Pangeran Merku mengusap air matanya, ia tidak ingin tampak lemah di hadapan putrinya. Pangeran Merku melengkungkan bibirnya. “Lihatlah, Nak. Mahkota bunga pinus ini mulai merekah. Dua hingga tiga hari ke depan mahkotanya akan merekah sempurna.”

Kussi mengangguk-anggukkan kepala, hampir menangis. Ia merasa semakin dekat dengan Pangeran Merku. “Mu-mngkinkah ingatan Ayah sudah kembali?”  tanyanya terbata.

Pangeran Merku mengangguk pelan, lantas memeluk Kussi dengan erat. “Maafkan Ayah, Nak.”

Tidak hanya Pangeran Merku, Kussi dan kakeknya pun menitikkan air mata bahagia. Mereka amat bahagia dengan kembalinya ingatan Pangeran Merku, tak terkecuali Topu yang belum mengerti betul apa yang sedang terjadi.

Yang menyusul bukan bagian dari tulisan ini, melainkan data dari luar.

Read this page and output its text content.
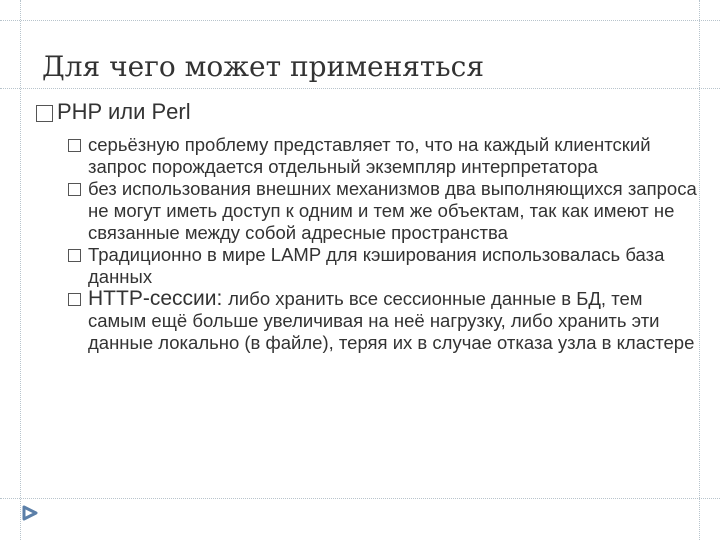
Для чего может применяться
PHP или Perl
серьёзную проблему представляет то, что на каждый клиентский запрос порождается отдельный экземпляр интерпретатора
без использования внешних механизмов два выполняющихся запроса не могут иметь доступ к одним и тем же объектам, так как имеют не связанные между собой адресные пространства
Традиционно в мире LAMP для кэширования использовалась база данных
HTTP-сессии: либо хранить все сессионные данные в БД, тем самым ещё больше увеличивая на неё нагрузку, либо хранить эти данные локально (в файле), теряя их в случае отказа узла в кластере
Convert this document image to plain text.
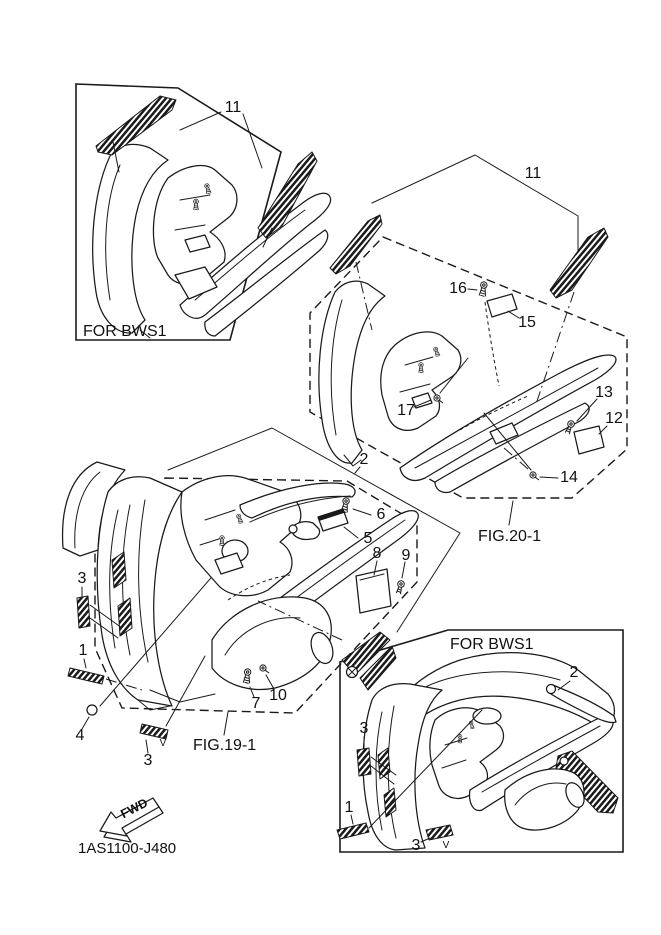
11
FOR BWS1
11
16
15
17
13
12
14
FIG.20-1
2
3
1
V
3
FOR BWS1
2
6
5
8 9
3
1
4
7 10
V
3
FIG.19-1
FWD
1AS1100-J480
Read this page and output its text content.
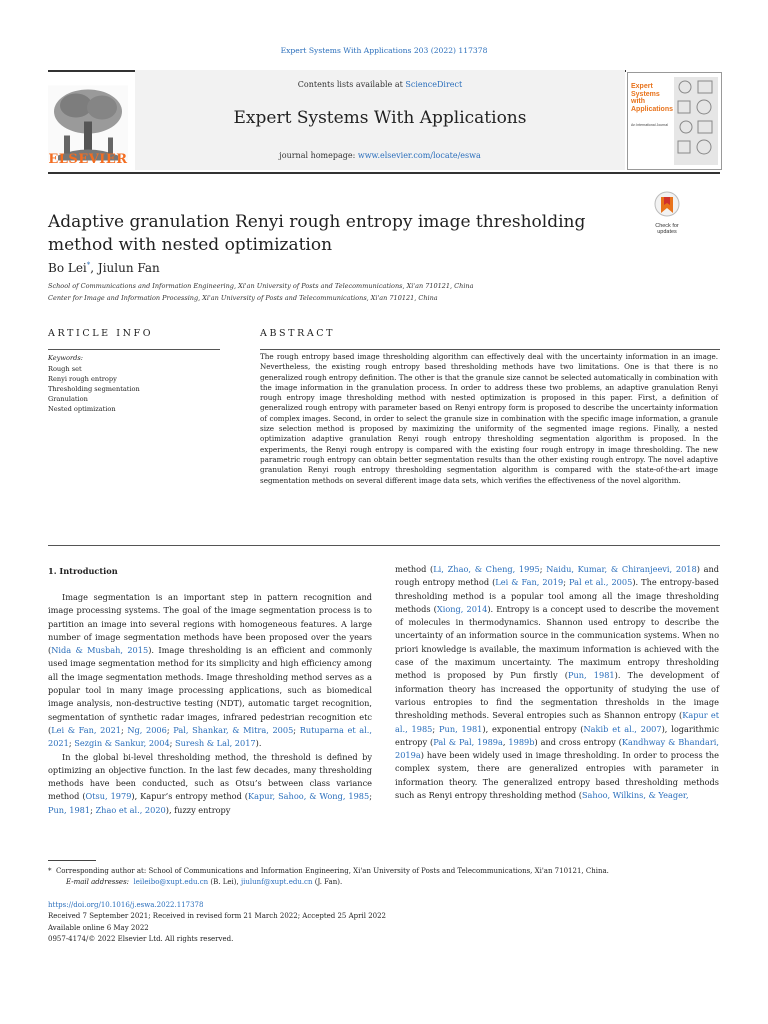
Expert Systems With Applications 203 (2022) 117378
Contents lists available at ScienceDirect
Expert Systems With Applications
journal homepage: www.elsevier.com/locate/eswa
ELSEVIER
Expert Systems with Applications
An International Journal
Adaptive granulation Renyi rough entropy image thresholding method with nested optimization
Check for updates
Bo Lei*, Jiulun Fan
School of Communications and Information Engineering, Xi'an University of Posts and Telecommunications, Xi'an 710121, China
Center for Image and Information Processing, Xi'an University of Posts and Telecommunications, Xi'an 710121, China
ARTICLE INFO
Keywords:
Rough set
Renyi rough entropy
Thresholding segmentation
Granulation
Nested optimization
ABSTRACT
The rough entropy based image thresholding algorithm can effectively deal with the uncertainty information in an image. Nevertheless, the existing rough entropy based thresholding methods have two limitations. One is that there is no generalized rough entropy definition. The other is that the granule size cannot be selected automatically in combination with the image information in the granulation process. In order to address these two problems, an adaptive granulation Renyi rough entropy image thresholding method with nested optimization is proposed in this paper. First, a definition of generalized rough entropy with parameter based on Renyi entropy form is proposed to describe the uncertainty information of complex images. Second, in order to select the granule size in combination with the specific image information, a granule size selection method is proposed by maximizing the uniformity of the segmented image regions. Finally, a nested optimization adaptive granulation Renyi rough entropy thresholding segmentation algorithm is proposed. In the experiments, the Renyi rough entropy is compared with the existing four rough entropy in image thresholding. The new parametric rough entropy can obtain better segmentation results than the other existing rough entropy. The novel adaptive granulation Renyi rough entropy thresholding segmentation algorithm is compared with the state-of-the-art image segmentation methods on several different image data sets, which verifies the effectiveness of the novel algorithm.
1. Introduction

Image segmentation is an important step in pattern recognition and image processing systems. The goal of the image segmentation process is to partition an image into several regions with homogeneous features. A large number of image segmentation methods have been proposed over the years (Nida & Musbah, 2015). Image thresholding is an efficient and commonly used image segmentation method for its simplicity and high efficiency among all the image segmentation methods. Image thresholding method serves as a popular tool in many image processing applications, such as biomedical image analysis, non-destructive testing (NDT), automatic target recognition, segmentation of synthetic radar images, infrared pedestrian recognition etc (Lei & Fan, 2021; Ng, 2006; Pal, Shankar, & Mitra, 2005; Rutuparna et al., 2021; Sezgin & Sankur, 2004; Suresh & Lal, 2017).

In the global bi-level thresholding method, the threshold is defined by optimizing an objective function. In the last few decades, many thresholding methods have been conducted, such as Otsu’s between class variance method (Otsu, 1979), Kapur’s entropy method (Kapur, Sahoo, & Wong, 1985; Pun, 1981; Zhao et al., 2020), fuzzy entropy

method (Li, Zhao, & Cheng, 1995; Naidu, Kumar, & Chiranjeevi, 2018) and rough entropy method (Lei & Fan, 2019; Pal et al., 2005). The entropy-based thresholding method is a popular tool among all the image thresholding methods (Xiong, 2014). Entropy is a concept used to describe the movement of molecules in thermodynamics. Shannon used entropy to describe the uncertainty of an information source in the communication systems. When no priori knowledge is available, the maximum information is achieved with the case of the maximum uncertainty. The maximum entropy thresholding method is proposed by Pun firstly (Pun, 1981). The development of information theory has increased the opportunity of studying the use of various entropies to find the segmentation thresholds in the image thresholding methods. Several entropies such as Shannon entropy (Kapur et al., 1985; Pun, 1981), exponential entropy (Nakib et al., 2007), logarithmic entropy (Pal & Pal, 1989a, 1989b) and cross entropy (Kandhway & Bhandari, 2019a) have been widely used in image thresholding. In order to process the complex system, there are generalized entropies with parameter in information theory. The generalized entropy based thresholding methods such as Renyi entropy thresholding method (Sahoo, Wilkins, & Yeager,

* Corresponding author at: School of Communications and Information Engineering, Xi'an University of Posts and Telecommunications, Xi'an 710121, China.
E-mail addresses: leileibo@xupt.edu.cn (B. Lei), jiulunf@xupt.edu.cn (J. Fan).
https://doi.org/10.1016/j.eswa.2022.117378
Received 7 September 2021; Received in revised form 21 March 2022; Accepted 25 April 2022
Available online 6 May 2022
0957-4174/© 2022 Elsevier Ltd. All rights reserved.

Pangeran Merku pulang ke istana tidak hanya membawa obat untuk putranya, tetapi juga mengajak Kussi dan ayah mertuanya turut tinggal bersama.

Bunga tusam yang dibawa Pangeran Merku ke istana benar-benar berkhasiat menyembuhkan penyakit putranya. Maka sejak saat itu, Pangeran Merku dengan dibantu pamannya, Raja Melayu, beserta para pengawal kerajaan, membudidayakan pohon tusam di beberapa titik di daerah kekuasaan Kerajaan Melayu. Belakangan, pohon tusam lebih dikenal luas dengan sebutan pinus merkussi. Adapun mahkota bunganya, ia akan selalu mekar sepanjang masa.